We spent a restful afternoon escaping for a moment the harsh reality of our new lives without Jake, thinking the entire time how much he would have loved it.
The Hammer Museum in Westwood Village is a lovely intimate place. The bulk of its permanent exhibitions comes from the collection of Dr. Armand Hammer, the former Chairman of Occidental Petroleum. Between Dr. Hammer and J.Paul Getty, the oilmen have some of the best museum spaces in the city. In addition to the permanent collection, it features rotating exhibits by a diverse spectrum of artists, numerous public programs, workshops, symposia, film series, lectures, and admission is free. Always.
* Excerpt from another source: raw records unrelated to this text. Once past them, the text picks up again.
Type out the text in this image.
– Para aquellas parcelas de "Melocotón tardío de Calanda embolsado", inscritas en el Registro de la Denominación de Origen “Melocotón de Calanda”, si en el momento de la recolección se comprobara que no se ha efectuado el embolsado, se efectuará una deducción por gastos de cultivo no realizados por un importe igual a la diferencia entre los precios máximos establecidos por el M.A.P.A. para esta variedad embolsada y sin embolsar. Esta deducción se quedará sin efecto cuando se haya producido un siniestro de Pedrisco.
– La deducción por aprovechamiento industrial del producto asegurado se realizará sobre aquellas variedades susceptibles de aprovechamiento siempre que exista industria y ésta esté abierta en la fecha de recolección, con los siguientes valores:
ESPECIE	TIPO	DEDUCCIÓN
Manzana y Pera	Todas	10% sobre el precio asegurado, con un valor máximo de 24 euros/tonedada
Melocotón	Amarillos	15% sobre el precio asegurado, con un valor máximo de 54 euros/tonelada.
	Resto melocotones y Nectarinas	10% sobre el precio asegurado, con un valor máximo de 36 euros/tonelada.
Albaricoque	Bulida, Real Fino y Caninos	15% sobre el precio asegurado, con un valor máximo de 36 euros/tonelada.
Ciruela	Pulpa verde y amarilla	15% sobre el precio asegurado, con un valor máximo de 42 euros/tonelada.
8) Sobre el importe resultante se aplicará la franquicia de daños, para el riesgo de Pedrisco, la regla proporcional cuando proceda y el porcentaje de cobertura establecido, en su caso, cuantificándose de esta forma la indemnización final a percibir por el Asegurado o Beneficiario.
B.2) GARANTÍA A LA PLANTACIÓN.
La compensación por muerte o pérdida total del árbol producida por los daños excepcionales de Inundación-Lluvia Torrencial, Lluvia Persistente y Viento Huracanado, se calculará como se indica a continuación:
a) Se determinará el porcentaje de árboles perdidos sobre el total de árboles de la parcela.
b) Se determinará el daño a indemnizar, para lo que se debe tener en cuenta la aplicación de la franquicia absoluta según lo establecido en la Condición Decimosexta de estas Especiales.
On Thursday at 12:30 the UCLA Mindful Awareness Research Center has a regular 30-minute Mindful Awareness meditation. T used to go frequently, and I came along on this day because Michael Perricone, master of the Tibetan Savasana Bowls (also called singing bowls) played during the half-hour session. The hypnotic music enhanced the meditative state and although I am not a regular practitioner, I emerged from the session relaxed and present. The bowls are a centuries old instrument used for meditation practices throughout the world. They come in different sizes and tunings. During the early days after Jake’s passing, a casual acquaintance sent me a link about how different frequencies of sound affect different areas of the mind and body, and certain tones are held to be beneficial in eliminating stress, fear, and grief. We did a little research and bought two bowls from Bodhisattva – one for her and one for me.
After the meditation, we wandered through the galleries admiring Dr. Hammer’s taste in art, spending a lovely afternoon with Daumier, Monet, Van Gogh, Degas, Goya, Stuart and Sargent, among many others. It is a wonderful, accessible museum with an ever-changing mix of art and artists.
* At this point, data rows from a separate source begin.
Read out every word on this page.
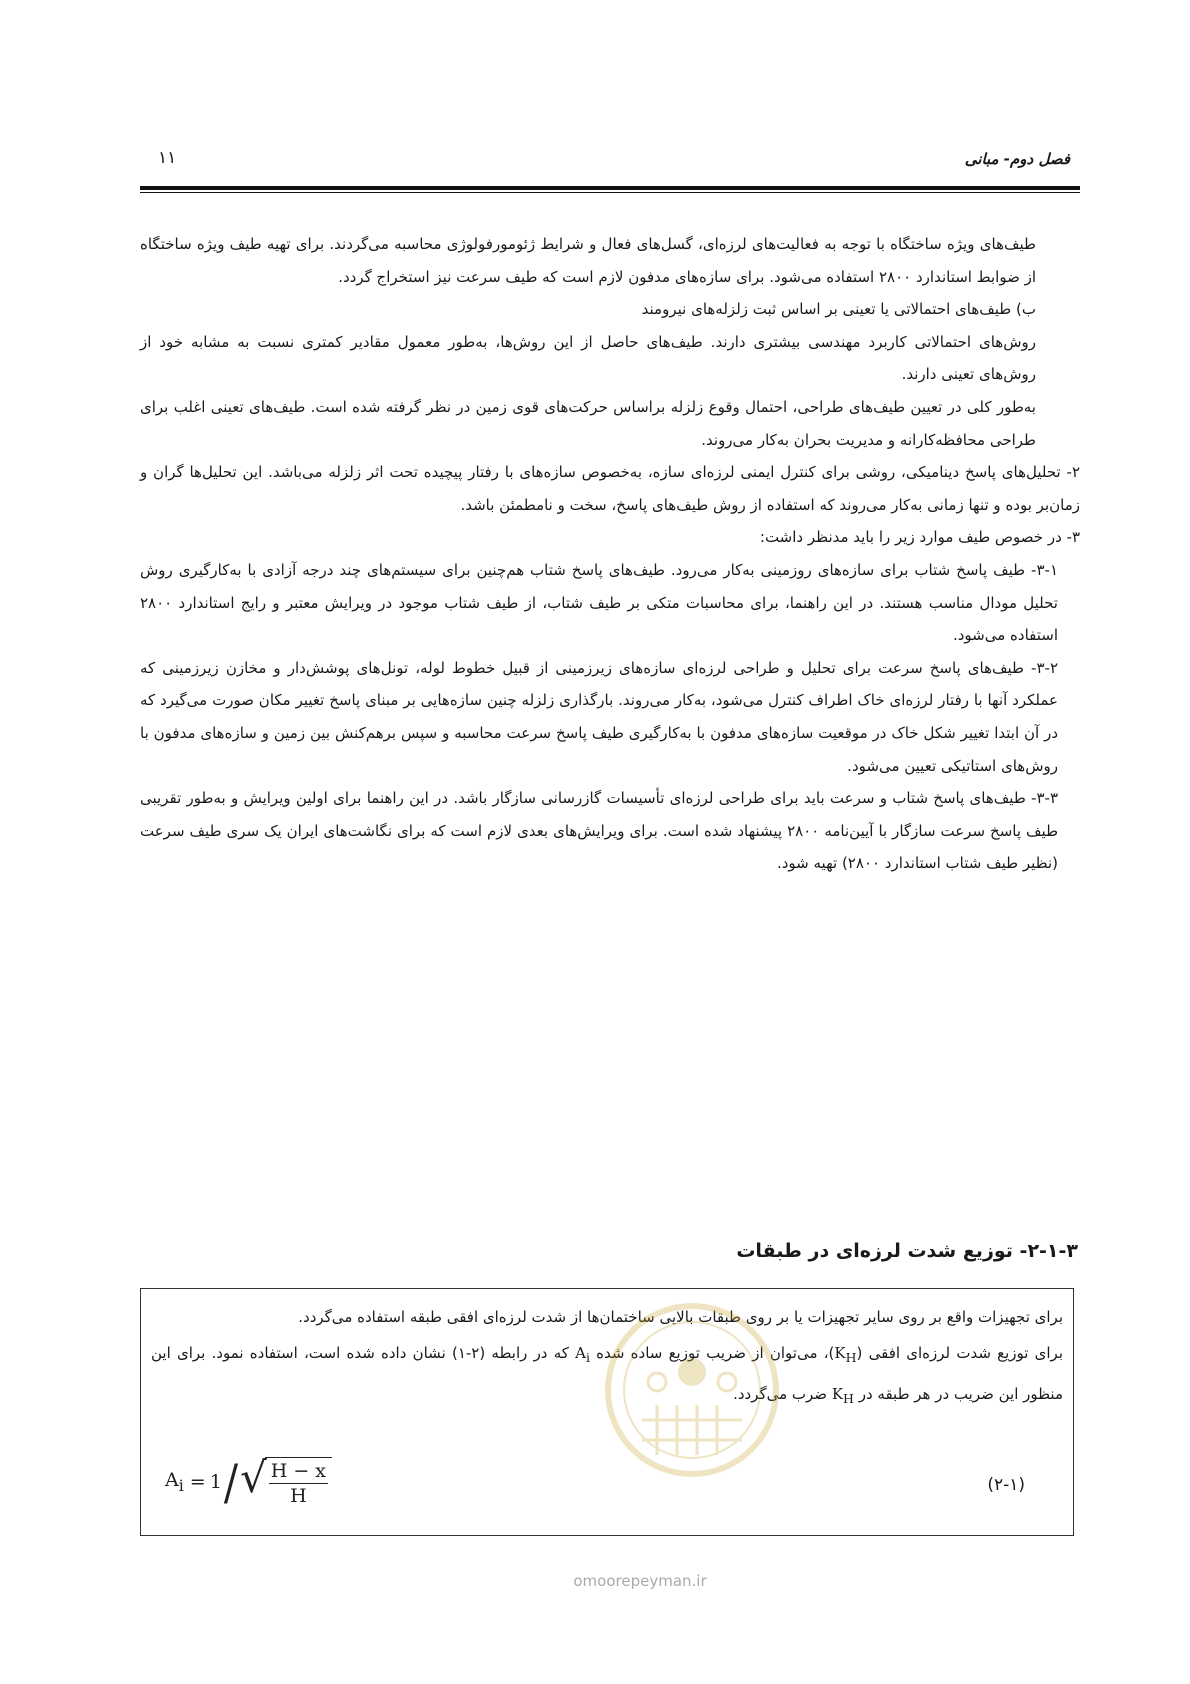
فصل دوم- مبانی
۱۱

طیف‌های ویژه ساختگاه با توجه به فعالیت‌های لرزه‌ای، گسل‌های فعال و شرایط ژئومورفولوژی محاسبه می‌گردند. برای تهیه طیف ویژه ساختگاه از ضوابط استاندارد ۲۸۰۰ استفاده می‌شود. برای سازه‌های مدفون لازم است که طیف سرعت نیز استخراج گردد.

ب) طیف‌های احتمالاتی یا تعینی بر اساس ثبت زلزله‌های نیرومند

روش‌های احتمالاتی کاربرد مهندسی بیشتری دارند. طیف‌های حاصل از این روش‌ها، به‌طور معمول مقادیر کمتری نسبت به مشابه خود از روش‌های تعینی دارند.

به‌طور کلی در تعیین طیف‌های طراحی، احتمال وقوع زلزله براساس حرکت‌های قوی زمین در نظر گرفته شده است. طیف‌های تعینی اغلب برای طراحی محافظه‌کارانه و مدیریت بحران به‌کار می‌روند.

۲- تحلیل‌های پاسخ دینامیکی، روشی برای کنترل ایمنی لرزه‌ای سازه، به‌خصوص سازه‌های با رفتار پیچیده تحت اثر زلزله می‌باشد. این تحلیل‌ها گران و زمان‌بر بوده و تنها زمانی به‌کار می‌روند که استفاده از روش طیف‌های پاسخ، سخت و نامطمئن باشد.

۳- در خصوص طیف موارد زیر را باید مدنظر داشت:

۳-۱- طیف پاسخ شتاب برای سازه‌های روزمینی به‌کار می‌رود. طیف‌های پاسخ شتاب هم‌چنین برای سیستم‌های چند درجه آزادی با به‌کارگیری روش تحلیل مودال مناسب هستند. در این راهنما، برای محاسبات متکی بر طیف شتاب، از طیف شتاب موجود در ویرایش معتبر و رایج استاندارد ۲۸۰۰ استفاده می‌شود.

۳-۲- طیف‌های پاسخ سرعت برای تحلیل و طراحی لرزه‌ای سازه‌های زیرزمینی از قبیل خطوط لوله، تونل‌های پوشش‌دار و مخازن زیرزمینی که عملکرد آنها با رفتار لرزه‌ای خاک اطراف کنترل می‌شود، به‌کار می‌روند. بارگذاری زلزله چنین سازه‌هایی بر مبنای پاسخ تغییر مکان صورت می‌گیرد که در آن ابتدا تغییر شکل خاک در موقعیت سازه‌های مدفون با به‌کارگیری طیف پاسخ سرعت محاسبه و سپس برهم‌کنش بین زمین و سازه‌های مدفون با روش‌های استاتیکی تعیین می‌شود.

۳-۳- طیف‌های پاسخ شتاب و سرعت باید برای طراحی لرزه‌ای تأسیسات گازرسانی سازگار باشد. در این راهنما برای اولین ویرایش و به‌طور تقریبی طیف پاسخ سرعت سازگار با آیین‌نامه ۲۸۰۰ پیشنهاد شده است. برای ویرایش‌های بعدی لازم است که برای نگاشت‌های ایران یک سری طیف سرعت (نظیر طیف شتاب استاندارد ۲۸۰۰) تهیه شود.

۲-۱-۳- توزیع شدت لرزه‌ای در طبقات

برای تجهیزات واقع بر روی سایر تجهیزات یا بر روی طبقات بالایی ساختمان‌ها از شدت لرزه‌ای افقی طبقه استفاده می‌گردد.

برای توزیع شدت لرزه‌ای افقی $(K_H‌)،$ می‌توان از ضریب توزیع ساده شده $A_i$ که در رابطه (۲-۱) نشان داده شده است، استفاده نمود. برای این منظور این ضریب در هر طبقه در $K_H$ ضرب می‌گردد.

$A_i = 1$ / √
$\frac{H - x}{H}$	(۲-۱)
omoorepeyman.ir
Jake, Terry, and I want to the L.A. County Museum of Art one fine June day to see the Stanley Kubrick exhibit. We were sitting at one of the cafe tables having coffee waiting for our alloted time when I snapped this photo. The exhibit was fabulous. Memorabilia, equipment, scripts, letters, props, production sketches, stills, and notes from every film he directed, some projects that never came to fruition, and photos from the beginning of his career as a young photographer for Life magazine. We spent an engaging couple of hours exploring the intricacies of his thought process and visual style. I learned about a his early films, read letters he wrote to some self-righteous clergymen about Lolita, saw a wonderful miniature model of the War Room from Dr. Strangelove, special lenses he used, and a wealth of other fascinating exhibits.
I took this photo of Jake through one of the lenses Kubrick used during the filming of 2001: A Space Odyssey, that ended up on Jake’s Facebook page as his profile picture. It is still there as his page has been “memorialized” by FB which means existing friends can still post to it – no new people can be added – and presumably will be up for as long as Facebook exists. His friends post messages to him from time to time and I occasionally put up things I think he would have enjoyed. Somehow it helps keep his spirit alive. For whatever reasons, I haven’t been back to LACMA since that day.